If the interior filter, designed to protect the heat transfer portion of the system, becomes clogged with house dust, the system can no longer exhaust the stale indoor air properly. If the system still has the ability to pull outdoor air into the home without the ability to exhaust an equal amount of air, the indoor air pressure can become "positive". This positive indoor air pressure can cause "exfiltration" which pushes moisture-laden indoor air into the walls of the house, through electrical outlets, switches, light fixtures, box sills, and floor boards. Consequences of moisture exfiltration are: A) moisture can accumulate in wall cavities where it can begin rotting the structural frame of a home, B) the moisture rusts metal plate fasteners of floor and truss members which can lead to collapse, C) the moisture can cause the walls and floors to change shape, D) moisture attracts wood-destroying insects into wall cavities, E) cause paint to peel on exterior walls, F) moisture can wet and damage insulation causing energy loss.

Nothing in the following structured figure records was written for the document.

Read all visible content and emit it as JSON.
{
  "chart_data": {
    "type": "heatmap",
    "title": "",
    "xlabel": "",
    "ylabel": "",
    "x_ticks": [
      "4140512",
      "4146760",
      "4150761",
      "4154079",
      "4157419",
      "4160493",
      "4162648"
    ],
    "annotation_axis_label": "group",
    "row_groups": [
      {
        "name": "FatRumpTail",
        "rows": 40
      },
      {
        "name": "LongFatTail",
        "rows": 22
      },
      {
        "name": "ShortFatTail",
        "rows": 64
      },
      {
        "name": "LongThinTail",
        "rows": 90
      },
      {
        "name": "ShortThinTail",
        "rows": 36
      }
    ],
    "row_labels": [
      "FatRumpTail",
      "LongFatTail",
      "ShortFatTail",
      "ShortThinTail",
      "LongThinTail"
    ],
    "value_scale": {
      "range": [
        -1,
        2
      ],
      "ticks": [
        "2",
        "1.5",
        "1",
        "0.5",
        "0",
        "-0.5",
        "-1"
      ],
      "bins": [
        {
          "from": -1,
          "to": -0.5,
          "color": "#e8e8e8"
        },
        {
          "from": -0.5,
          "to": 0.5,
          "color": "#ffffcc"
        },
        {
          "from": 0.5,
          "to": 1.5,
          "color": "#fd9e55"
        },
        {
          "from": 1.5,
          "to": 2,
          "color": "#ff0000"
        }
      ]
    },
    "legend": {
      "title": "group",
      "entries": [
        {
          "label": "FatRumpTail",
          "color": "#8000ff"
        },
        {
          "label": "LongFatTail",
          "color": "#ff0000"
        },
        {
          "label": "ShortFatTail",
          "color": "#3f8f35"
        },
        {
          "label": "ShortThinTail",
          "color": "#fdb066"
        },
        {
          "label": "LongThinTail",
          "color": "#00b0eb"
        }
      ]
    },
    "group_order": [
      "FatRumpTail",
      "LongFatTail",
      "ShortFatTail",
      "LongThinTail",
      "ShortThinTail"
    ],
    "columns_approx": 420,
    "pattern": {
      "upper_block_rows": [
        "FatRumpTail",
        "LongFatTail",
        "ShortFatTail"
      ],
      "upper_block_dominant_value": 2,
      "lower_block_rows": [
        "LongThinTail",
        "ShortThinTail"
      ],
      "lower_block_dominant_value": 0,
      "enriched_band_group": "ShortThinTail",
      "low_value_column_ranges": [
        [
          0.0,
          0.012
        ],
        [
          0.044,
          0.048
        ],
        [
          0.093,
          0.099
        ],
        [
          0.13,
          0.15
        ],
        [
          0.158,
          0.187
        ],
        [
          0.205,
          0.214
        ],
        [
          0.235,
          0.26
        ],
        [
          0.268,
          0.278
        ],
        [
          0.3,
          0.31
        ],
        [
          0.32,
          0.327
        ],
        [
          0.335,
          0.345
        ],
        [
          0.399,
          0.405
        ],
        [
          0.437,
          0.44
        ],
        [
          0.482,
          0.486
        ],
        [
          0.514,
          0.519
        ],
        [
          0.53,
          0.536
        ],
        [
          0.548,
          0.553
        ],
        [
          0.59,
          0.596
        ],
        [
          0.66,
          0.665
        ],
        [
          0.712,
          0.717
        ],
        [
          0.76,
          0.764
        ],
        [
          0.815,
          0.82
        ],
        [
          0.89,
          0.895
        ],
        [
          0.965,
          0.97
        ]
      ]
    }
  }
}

Note: As you can see, positive indoor air pressure can adversely affect the structure of your home while negative air pressure adversely affects the health and safety of the occupants. Ideally, indoor air pressure should be as close to neutral as possible.
In summary, if you bought a home that did not have an air-to-air exchanger, I would recommend you do not purchase one. For the benefit of a little oxygen, you could open your windows on occasion, save the maintenance hassles and use the money for more important air quality improvements. If you bought a home that already had an air-to-air exchanger, keep it scrupulously maintained or disconnect it.
Three Better Solutions
In addition to proper cleaning and elimination of obvious sources of indoor air contaminants, I recommend that homeowners use a combination of the three proven methods of air quality control listed below. These methods will significantly improve indoor air quality at a fraction of the cost of an air-to-air exchanger:
Efficient Furnace Filters
Good furnace filtration, such as the high-efficiency pleated type or good quality electrostatic filters will provide:
Electronic Air Purifiers
Air purifiers (not to be confused with HEPA room filters or electronic furnace filters) replace the natural levels of electrical ions and ozone that are missing from indoor air. These portable systems eliminate house odours, including those from pets, smoke, mould and building materials, as well as, help cleanse the air of airborne particles. They require no installation, and just one machine will purify the air in an average size house.
Make-up Air Vents
The installation of a make-up air vent will bring small amounts of fresh oxygenated air into the home while helping to maintain neutral air pressures indoors. They require virtually no maintenance and use no electricity.